Complaint handling and safeguarding processes.
- The Care Home’s complaint response focussed on Mr X’s behaviours. This approach was unhelpful. The Council’s later complaint response said it would ask the Care Home to review its complaint procedures as it expected providers to be conciliatory and receptive to complaints. We expect councils and organisations acting on their behalf to operate an effective complaints procedure which includes identifying areas of fault and offering an effective remedy. The Care Home’s complaint response did not do this and so was flawed which caused avoidable distress.
- The safeguarding enquiry took too long to complete: Mr X’s respite ended in June 2025 and the safeguarding review did not take place until January 2026. This was fault which caused avoidable distress. I note Mrs X said she did not want to attend a meeting and then changed her mind, but safeguarding processes should not be left in abeyance where there are potential wider risks to other residents. The Council did not need Mrs X’s input to comply with its responsibilities under Section 42 of the Care Act.
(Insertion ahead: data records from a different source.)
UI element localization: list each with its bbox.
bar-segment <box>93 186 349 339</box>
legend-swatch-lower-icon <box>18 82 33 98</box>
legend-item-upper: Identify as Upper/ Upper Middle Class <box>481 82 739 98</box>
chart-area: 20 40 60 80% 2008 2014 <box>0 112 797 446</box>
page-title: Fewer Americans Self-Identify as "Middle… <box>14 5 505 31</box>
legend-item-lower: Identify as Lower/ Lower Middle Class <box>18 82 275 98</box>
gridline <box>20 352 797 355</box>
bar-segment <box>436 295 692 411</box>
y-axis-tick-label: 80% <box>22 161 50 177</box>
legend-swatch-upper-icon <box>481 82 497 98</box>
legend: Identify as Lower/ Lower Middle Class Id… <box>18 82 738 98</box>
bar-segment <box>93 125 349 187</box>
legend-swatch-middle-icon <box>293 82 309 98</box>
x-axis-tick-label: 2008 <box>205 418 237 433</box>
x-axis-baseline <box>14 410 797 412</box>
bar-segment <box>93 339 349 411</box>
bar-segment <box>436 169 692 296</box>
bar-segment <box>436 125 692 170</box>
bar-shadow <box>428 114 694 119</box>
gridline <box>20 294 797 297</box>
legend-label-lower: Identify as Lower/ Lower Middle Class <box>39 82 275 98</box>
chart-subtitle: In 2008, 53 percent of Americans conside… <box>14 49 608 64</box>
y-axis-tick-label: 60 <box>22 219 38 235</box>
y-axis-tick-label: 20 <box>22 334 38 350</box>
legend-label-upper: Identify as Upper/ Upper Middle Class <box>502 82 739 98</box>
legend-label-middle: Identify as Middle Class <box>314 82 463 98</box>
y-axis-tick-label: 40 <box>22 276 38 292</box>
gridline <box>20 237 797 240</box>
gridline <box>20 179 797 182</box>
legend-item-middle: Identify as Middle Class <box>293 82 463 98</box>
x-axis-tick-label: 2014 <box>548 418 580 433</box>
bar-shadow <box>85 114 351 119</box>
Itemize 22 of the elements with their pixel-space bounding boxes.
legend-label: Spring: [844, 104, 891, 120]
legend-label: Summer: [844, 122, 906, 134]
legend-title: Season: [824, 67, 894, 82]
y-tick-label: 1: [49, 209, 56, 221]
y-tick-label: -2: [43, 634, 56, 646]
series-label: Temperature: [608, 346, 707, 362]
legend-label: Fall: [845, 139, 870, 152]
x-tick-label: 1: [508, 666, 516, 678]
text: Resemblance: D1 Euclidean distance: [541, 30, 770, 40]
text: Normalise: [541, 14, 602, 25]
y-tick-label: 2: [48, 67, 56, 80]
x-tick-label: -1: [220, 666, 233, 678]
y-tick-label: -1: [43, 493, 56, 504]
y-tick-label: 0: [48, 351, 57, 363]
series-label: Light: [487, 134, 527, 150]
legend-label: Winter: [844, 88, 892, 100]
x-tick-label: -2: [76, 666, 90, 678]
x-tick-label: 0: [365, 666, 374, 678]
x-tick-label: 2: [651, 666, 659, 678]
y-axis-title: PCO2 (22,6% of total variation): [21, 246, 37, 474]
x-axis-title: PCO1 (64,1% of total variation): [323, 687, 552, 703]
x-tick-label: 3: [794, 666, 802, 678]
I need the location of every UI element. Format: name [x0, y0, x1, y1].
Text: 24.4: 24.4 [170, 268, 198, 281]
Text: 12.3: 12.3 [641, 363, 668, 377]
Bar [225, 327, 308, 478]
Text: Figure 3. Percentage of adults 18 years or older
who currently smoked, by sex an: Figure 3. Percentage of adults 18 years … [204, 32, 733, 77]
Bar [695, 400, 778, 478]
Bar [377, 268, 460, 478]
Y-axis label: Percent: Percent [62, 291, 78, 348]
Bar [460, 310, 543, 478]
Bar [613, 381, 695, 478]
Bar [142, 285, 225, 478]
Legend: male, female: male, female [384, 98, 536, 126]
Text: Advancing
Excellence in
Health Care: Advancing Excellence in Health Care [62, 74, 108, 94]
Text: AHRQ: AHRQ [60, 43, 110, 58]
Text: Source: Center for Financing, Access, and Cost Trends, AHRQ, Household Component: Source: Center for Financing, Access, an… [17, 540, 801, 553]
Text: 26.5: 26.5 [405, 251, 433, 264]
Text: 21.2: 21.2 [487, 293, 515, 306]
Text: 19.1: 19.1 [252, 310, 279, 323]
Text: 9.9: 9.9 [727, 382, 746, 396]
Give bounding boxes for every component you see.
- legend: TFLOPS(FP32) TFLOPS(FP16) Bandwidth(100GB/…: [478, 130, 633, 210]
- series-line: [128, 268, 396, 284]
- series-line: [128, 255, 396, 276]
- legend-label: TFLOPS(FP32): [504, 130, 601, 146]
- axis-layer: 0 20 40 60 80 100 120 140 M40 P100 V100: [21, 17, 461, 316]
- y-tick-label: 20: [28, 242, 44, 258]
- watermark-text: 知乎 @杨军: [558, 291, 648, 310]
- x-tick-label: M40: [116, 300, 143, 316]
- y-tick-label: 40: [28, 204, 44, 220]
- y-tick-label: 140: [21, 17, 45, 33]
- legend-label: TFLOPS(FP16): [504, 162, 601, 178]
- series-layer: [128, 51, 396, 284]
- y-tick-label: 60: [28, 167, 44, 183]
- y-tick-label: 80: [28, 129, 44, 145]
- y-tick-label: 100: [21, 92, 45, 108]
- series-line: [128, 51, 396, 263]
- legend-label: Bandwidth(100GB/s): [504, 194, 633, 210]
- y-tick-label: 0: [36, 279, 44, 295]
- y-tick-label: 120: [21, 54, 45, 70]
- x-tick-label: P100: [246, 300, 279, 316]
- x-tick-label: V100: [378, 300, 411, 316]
- The Council has not yet completed the actions it said it would take in the revised safeguarding plan (see paragraph 29). Mrs X has been offered a further meeting, but she declined. At the time of writing, the Council is outside its suggested timescale, but only just. I have made a recommendation about this below, which the Council has agreed to complete.
Agreed Action
- When a council commissions or arranges for another organisation to provide services we treat actions taken by or on behalf of that organisation as actions taken on behalf of the council and in the exercise of the council’s functions. Where we find fault with the actions of the service provider, we can make recommendations to the council alone. Here we have found fault with the service of the Care Home and make the following recommendations to the Council.
- Within one month of my final decision, the Council will:
- Apologise to Mrs X for the avoidable distress she has suffered. We publish guidance on remedies which sets out our expectations for how organisations should apologise effectively to remedy injustice. The Council should consider this guidance in making the apology I have recommended in my findings.
- Make Mrs X a payment of £500 to reflect her and Mr X’s avoidable distress
- Provide the LGSCO with copies of the further reviews of the Care Home the Council said it was going to take (see paragraph 29), namely:
- The quality improvement manager’s systemic review of the Care Home to include consideration of its policies and procedures; infection control and hygiene audit; review of staffing levels and rotas.
- The commissioning manager’s checks with the Care Quality Commission to clarify the status of a September 2025 report and informing the CQC the Care Home is advertising a dementia specialism despite an apparent lack of staff training.
- The commissioning manager’s determination of whether there had been contractual breaches regarding care and documentation.
- The Care Home’s review of its complaint processes (as set out in the Council’s complaint response).
- The Council should provide us with evidence it has complied with the above actions.
Decision
- I find fault causing injustice. The Council has agreed actions to remedy injustice.